As sulphur has an extremely great affinity to manganese, it is combined with manganese to from Mn sulphide  which is, among the usually existing inclusions, the most harmless one, being distributed point-like in steel and having a high melting point.The  toughness properties in transverse direction are substantially reduced by sulphur. S is added to free-cutting steels, as its lubrication effect on the cutting edge reduces the friction between workpiece and tool, thus permitting to obtain a prolonged tool life. Moreover, short chips are obtained in machining operations.

 

S increases susceptibility cracks.

 

Tellurium – Te

Tellurium influences steel properties in a similar manner as selenium. Contens up to 0,2% improve machinability.

 

Tin – Sn

Tin is detrimental to steels. Like cooper, it builds up bellow the oxide layer, penetrates into the grain boundaries and produces cracks and solder brittleness. Sn exhibits a strong segregation tendency and narrows the gamma –range.

 

Titanium – Ti

Owing to its great affinity to oxygen, sulphur and carbon, titanium is strongly deoxidizing, denitriding and carbide forming and combines with sulphur.

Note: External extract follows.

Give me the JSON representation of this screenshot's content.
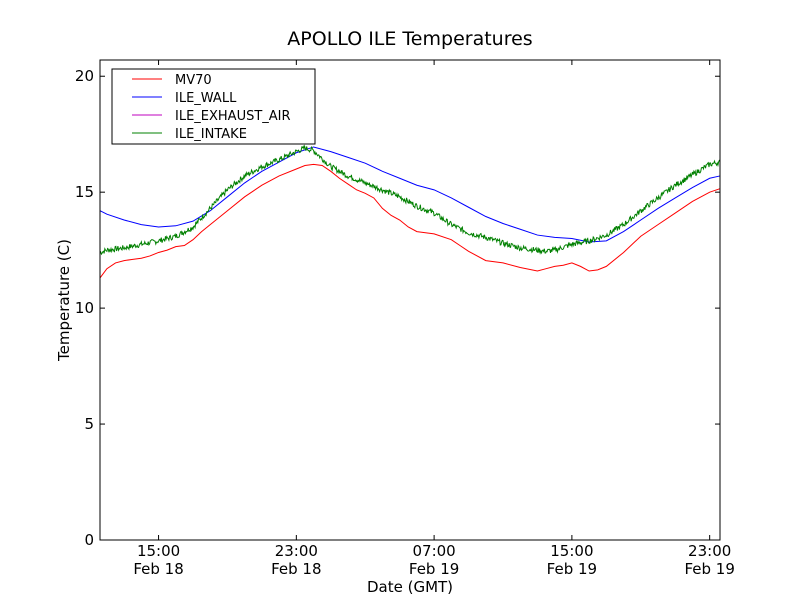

In corrosion resisting steel, it is used as carbide former for stabilization to ensure resistance to intergranular corrosion. Besides, titanium has a grain refining effect and narrows substantially the gamma-range.

In higher amounts, it leads to precipitation and because of the high coercive forces obtained, it is added to permanent magnet alloys. Titanium increases creep rupture strength by the formation of special nitrides.

Titanium, however, exhibits a strong segregation and banding tendency.

 

Tungsten – W

Tungsten is strong carbide former (its carbides are very hard) and it narrows the gamma-range. It improves toughness and inhibits grain growth. It increases high-temperature strength and retention of hardness as well as wear resistance at elevated temperatures (red heat) and thus cutting efficiency. It is therefore predominantly added to high-speed steels, hot work tool steels, high-temperature steels and steels featuring maximum hardness. Tungsten increases considerably the coercive force and is therefore used as alloying constituent in permanent magnet alloys. It impairs the scaling resistance. Its high specific gravity becomes particularly noticeable in high-tungsten high-speed steels and hot work steels.

 

Vanadium-V

Vanadium refines the primary grain and thus the as cast structure. It is a strong carbide forming element, thus causing an increase in wear resistance, edge holding properly and high-temperature strength. It is therefore a preferred alloying constituent in high-speed steels, hot work tool steels and high-temperature steels. It improves considerably the retention of hardness and reduces overheating  sensitivity. As vanadium refines the grain and inhibits air hardening by the formation of carbides, it has a favorable influence on the welding properties of heat treatable steels. Due to carbide formation, it increases resistance to high-pressure hydrogen. Vanadium narrows the gamma range and shifts the Curie point to higher temperatures.

 

Zirconium-Zr

Zirconium is a carbide forming element and is used metalurgically as deoxidizing, denitrding and desulphurating agent because it leaves only a few deoxidation products. Zr additions to fully killed sulphur-containing free-cutting have a favorable influence on sulphide formation and prevention of red shortness. By forming special nitrides, it improves high-temperature strength and creep repture strengh in high temperature steels and alloys. It increases the service life of heating conductor materials and causes narrowing of the gamma-range.